Book Review: Spot the Difference


Spot the Difference, by Juno Dawson, is an exclusive World Book Day story aimed at key stage three. The language used and topics addressed would also make it suitable for confident younger readers. At less than one hundred pages long it is a quick read.

The protagonist, Avery, is in Year 10 (around fifteen years old) and suffers from severe acne. She has learned to keep her head down but this has not prevented the A listers in her year naming her ‘Pizzaface’. She looks at their clear skin and shiny hair with envy even though she recognises how mean minded they are.

When a new drug becomes available her mother finally agrees to allow her to try medication in an attempt to cure her complaint. Suddenly she is comfortable with her looks. The transformation is noticed and she starts to receive positive attention from the A listers, but at what cost?

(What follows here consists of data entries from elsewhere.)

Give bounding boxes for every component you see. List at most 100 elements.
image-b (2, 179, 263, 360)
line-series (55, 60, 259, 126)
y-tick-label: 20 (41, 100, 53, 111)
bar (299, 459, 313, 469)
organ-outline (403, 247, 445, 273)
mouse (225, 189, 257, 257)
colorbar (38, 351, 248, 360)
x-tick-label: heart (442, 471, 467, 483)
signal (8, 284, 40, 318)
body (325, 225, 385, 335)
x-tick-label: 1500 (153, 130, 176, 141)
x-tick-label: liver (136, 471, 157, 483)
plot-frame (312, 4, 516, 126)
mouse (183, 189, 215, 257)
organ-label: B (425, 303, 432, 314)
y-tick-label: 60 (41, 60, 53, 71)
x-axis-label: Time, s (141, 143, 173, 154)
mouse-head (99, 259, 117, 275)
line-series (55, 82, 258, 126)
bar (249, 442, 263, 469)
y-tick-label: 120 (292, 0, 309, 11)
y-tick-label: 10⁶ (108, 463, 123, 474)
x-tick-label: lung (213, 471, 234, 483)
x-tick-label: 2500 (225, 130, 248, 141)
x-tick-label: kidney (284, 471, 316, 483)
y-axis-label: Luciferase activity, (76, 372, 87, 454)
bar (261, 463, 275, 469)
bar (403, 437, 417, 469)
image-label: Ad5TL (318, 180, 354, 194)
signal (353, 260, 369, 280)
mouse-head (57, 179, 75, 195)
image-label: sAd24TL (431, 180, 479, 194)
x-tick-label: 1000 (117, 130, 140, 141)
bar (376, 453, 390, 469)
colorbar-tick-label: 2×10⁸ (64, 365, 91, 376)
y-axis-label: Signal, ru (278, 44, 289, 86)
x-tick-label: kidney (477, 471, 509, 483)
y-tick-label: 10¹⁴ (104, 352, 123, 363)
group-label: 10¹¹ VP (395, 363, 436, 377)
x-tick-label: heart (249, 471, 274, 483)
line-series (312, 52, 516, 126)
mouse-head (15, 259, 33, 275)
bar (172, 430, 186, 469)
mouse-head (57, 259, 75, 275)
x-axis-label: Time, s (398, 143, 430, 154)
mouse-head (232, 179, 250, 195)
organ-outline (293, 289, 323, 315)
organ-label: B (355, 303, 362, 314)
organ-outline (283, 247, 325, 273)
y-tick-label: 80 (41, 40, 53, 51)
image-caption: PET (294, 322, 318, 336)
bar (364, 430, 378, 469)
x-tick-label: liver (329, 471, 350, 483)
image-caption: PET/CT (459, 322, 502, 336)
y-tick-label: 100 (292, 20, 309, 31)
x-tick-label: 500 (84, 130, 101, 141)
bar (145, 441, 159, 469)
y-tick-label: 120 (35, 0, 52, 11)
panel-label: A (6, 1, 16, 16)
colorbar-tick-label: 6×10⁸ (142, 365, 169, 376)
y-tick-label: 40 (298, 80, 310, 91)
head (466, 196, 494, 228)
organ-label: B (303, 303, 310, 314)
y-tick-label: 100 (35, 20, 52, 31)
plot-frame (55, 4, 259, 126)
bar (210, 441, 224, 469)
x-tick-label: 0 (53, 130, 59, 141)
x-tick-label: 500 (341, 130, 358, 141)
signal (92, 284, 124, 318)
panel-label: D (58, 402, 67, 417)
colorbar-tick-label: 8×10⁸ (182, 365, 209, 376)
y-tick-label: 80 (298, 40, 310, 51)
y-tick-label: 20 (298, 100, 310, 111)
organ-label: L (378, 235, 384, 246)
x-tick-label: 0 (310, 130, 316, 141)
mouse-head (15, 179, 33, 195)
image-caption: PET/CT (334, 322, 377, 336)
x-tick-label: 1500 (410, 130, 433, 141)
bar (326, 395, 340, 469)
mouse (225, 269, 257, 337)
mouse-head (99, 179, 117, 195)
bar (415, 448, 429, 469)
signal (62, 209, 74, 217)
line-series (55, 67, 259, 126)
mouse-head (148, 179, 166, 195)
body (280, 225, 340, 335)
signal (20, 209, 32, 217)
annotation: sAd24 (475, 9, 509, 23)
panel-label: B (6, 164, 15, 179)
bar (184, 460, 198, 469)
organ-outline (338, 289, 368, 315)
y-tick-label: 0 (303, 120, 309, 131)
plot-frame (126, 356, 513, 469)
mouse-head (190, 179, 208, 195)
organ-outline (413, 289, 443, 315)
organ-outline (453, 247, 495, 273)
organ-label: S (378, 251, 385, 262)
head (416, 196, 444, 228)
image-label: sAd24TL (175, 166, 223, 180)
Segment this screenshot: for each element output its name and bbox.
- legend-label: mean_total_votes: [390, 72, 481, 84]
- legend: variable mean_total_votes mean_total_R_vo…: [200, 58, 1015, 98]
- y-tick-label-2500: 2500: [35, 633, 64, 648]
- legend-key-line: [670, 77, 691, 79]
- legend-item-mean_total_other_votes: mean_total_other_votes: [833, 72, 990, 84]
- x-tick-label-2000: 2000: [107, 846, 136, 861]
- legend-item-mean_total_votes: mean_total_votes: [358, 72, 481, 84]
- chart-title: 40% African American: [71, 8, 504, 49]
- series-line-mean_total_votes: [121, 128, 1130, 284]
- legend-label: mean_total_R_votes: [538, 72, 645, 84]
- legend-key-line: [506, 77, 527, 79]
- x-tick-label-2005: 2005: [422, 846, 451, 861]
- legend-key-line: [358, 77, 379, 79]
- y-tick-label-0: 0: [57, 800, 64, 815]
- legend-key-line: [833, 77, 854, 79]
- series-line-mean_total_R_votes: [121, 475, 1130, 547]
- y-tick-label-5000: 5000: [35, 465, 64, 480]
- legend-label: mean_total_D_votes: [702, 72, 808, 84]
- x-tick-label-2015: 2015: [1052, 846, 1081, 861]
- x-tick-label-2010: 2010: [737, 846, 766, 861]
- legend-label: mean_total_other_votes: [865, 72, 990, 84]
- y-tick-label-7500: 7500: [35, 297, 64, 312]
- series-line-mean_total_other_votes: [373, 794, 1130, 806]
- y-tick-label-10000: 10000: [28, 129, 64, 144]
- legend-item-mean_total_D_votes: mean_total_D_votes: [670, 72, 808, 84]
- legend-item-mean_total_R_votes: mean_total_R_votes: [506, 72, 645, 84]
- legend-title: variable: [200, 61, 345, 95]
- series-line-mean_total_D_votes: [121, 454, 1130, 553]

The author addresses the way society regards those who do not conform to a prescribed appearance and how this makes both the conformists and those who do match up to an accepted standard feel. It is not just those who fail to cultivate a certain look who suffer abuse, sometimes as subtle as constant advice on how to ‘improve’, but also those with physical disabilities which they cannot change.

In so few pages this story scratches the surface of a complex problem that is prevalent in every social setting but is hot housed in schools where children have no choice but to spend so much of their time. No easy answers are offered as none exist.

What is suggested is a wider recognition that beneath even the shiniest surface there is darkness. Tempting though it may be to paper over, to hide the cracks, it is these which let in the light by which all may learn.


World Book Day is something of a misnomer as the event runs on different days around the world. UNESCO designated 23 April as an appropriate date for the annual celebration.

The day

“is an opportunity to recognise the power of books to change our lives for the better and to support books and those who produce them. […] Literacy is the door to knowledge, essential to individual self-esteem and empowerment. Books, in all forms, play an essential role here.”

In the UK and Ireland World Book Day falls on the first Thursday in March, the date chosen to avoid clashing with Easter. As well as book related events organised by schools and libraries, all school children are offered a free book or voucher for a book such as the one reviewed here.